Su madre, como tantas mujeres que sufrieron la guerra y la privación de sus hijos, acabó internada en lo que entonces se llamaba un manicomio. Su padre era zapatero, y el alzamiento acabó también con su medio de vida. Él le hacía las botas a la gente grande. Y cuando vino aquello, se lo tiraron to. Se quedó sin trabajo, con ocho hijos, fíjate. Mi madre nos hacía un caldito con trigo molido y cortezas de jamón. No había aceite, no había pan. Una vez su hermana y ella recibieron el encargo de ir a Portugal a por pan. Traíamos dos panes grandes, nos montamos en el tren, y el revisor nos quitó el pan y nos echó abajo. ¿Y cómo volvíamos? Pues caminando por la vía, diez horas. Y de que llegamos, ¿y el pan? El pan se lo ha comido otro, ¡sinvergüenza!
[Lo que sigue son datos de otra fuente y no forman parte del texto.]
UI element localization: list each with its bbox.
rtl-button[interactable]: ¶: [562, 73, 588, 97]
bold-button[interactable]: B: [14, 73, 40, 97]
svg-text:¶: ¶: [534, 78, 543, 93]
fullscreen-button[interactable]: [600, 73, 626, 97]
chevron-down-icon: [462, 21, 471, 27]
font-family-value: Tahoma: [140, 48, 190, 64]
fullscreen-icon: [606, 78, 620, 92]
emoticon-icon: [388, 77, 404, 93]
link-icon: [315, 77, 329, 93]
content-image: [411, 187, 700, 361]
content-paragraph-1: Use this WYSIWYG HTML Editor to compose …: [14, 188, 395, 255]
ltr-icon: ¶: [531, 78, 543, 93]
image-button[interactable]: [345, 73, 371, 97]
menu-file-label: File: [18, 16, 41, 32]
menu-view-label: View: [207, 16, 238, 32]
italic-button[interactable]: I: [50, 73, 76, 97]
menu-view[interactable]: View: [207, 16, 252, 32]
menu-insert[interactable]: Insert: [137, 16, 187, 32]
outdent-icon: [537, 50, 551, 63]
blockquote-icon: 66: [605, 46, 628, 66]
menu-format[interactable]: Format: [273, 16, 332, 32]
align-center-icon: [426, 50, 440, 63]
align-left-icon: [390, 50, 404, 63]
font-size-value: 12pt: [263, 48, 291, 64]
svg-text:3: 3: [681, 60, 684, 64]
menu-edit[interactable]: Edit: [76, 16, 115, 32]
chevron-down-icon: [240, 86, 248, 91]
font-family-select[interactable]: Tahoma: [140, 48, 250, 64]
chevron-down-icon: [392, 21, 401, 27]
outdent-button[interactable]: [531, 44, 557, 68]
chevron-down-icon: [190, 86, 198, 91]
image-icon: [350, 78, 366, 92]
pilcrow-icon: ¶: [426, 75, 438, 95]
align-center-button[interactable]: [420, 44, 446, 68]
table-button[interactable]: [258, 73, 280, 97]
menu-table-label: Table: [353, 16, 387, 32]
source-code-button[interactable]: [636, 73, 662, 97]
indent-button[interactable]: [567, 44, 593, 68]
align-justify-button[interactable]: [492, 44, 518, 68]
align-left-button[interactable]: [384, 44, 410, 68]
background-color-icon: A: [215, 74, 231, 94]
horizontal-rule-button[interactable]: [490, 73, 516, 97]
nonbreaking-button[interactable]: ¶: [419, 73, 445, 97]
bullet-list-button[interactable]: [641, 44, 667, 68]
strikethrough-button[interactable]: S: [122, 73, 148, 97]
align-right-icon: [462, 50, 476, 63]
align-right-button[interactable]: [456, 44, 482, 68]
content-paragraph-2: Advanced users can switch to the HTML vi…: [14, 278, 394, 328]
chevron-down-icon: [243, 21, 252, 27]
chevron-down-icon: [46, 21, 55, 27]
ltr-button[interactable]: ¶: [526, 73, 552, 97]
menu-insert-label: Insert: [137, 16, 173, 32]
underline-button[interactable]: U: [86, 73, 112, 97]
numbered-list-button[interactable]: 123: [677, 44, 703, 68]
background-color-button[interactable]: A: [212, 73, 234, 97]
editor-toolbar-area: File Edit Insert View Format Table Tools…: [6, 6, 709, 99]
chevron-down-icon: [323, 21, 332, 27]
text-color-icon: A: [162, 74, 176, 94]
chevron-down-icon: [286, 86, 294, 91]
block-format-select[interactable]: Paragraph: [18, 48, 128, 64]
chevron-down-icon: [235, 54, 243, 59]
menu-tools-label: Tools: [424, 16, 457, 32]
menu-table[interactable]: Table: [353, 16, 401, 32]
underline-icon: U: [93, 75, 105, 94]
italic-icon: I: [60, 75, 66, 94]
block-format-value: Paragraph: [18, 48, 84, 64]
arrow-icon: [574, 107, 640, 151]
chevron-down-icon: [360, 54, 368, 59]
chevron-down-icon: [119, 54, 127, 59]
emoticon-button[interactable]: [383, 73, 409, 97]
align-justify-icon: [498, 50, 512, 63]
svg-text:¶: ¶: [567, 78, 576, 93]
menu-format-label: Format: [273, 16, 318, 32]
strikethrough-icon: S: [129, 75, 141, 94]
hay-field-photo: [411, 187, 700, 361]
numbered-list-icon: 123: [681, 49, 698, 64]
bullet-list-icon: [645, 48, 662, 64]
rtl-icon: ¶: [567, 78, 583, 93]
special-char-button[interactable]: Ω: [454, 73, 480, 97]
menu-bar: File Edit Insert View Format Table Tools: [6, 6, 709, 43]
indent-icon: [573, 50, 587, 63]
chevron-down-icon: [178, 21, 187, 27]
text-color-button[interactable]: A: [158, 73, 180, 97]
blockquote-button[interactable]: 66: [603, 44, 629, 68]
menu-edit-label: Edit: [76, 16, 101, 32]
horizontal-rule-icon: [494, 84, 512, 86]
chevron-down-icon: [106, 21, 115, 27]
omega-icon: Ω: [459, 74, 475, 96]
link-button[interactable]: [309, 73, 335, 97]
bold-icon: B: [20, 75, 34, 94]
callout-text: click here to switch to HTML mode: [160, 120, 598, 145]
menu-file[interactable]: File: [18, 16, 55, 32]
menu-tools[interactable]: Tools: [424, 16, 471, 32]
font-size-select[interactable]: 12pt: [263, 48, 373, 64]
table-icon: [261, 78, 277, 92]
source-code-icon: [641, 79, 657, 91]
Todas sus historias terminan con una risa que te reconcilia con el mundo. Uno quiere que le cuente otra, aunque sea igual de triste, solo para escucharla reír de nuevo. Un día fue a pedir a casa de una señorita. La criada intentó despacharla, pero la señorita la escuchó y la hizo pasar. Estaba la costurera con ella, y dice la señora: Ave, mídele que le vamos a hacer un vestidito. Y me hizo un vestidito y me compró unas zapatillas. Me acordaré de esa señora toda la vida. Con ocho años empezó a servir cuidando niños poco más chicos que ella. Después fue cocinera y blanqueó casas, hasta que conoció a José, ganadero, y se casaron y se fueron al campo unos años. Allí tuvieron tres hijos. Y le digo a mi marido un día: ¿no sabes que nos tenemos que ir al pueblo? Y dice ¿Por qué? Nosotros estábamos bien allí, nos daban matanza y todo. Y digo: Porque los niños necesitan escuelas. Y nos vinimos pa Montijo, y estudiaron, dice con el orgullo de quien ha sido capaz de saltar un abismo con su prole agarrada de la mano, solo para ponerlos a salvo del otro lado.

A mí no me gusta esta vida, mire usted, dice, de repente. La gente no se casa, se junta, los niños no están bautizados. Nosotros éramos muy pobres, pero estábamos tos bautizaítos. He trabajao mucho, he pasao muchas penas, y digo yo, ¿por qué estoy yo aquí, tantos años? Me dice mi hermano: Nos vas a llevar a tos, y entonces vuelve esa risa gamberra que le entrecierra los ojos y le quita ochenta años de encima. Vamos a ver al loro, me dice, que nada más que me quiere a mí.

No, no necesita ayuda, ni para levantarse ni para caminar. Con ese mismo bastón con el que se vino a la residencia por la calle del Pozo Alto, le basta y le sobra para poder seguir moviéndose por un mundo que ha hecho suyo a base de coraje y resistencia.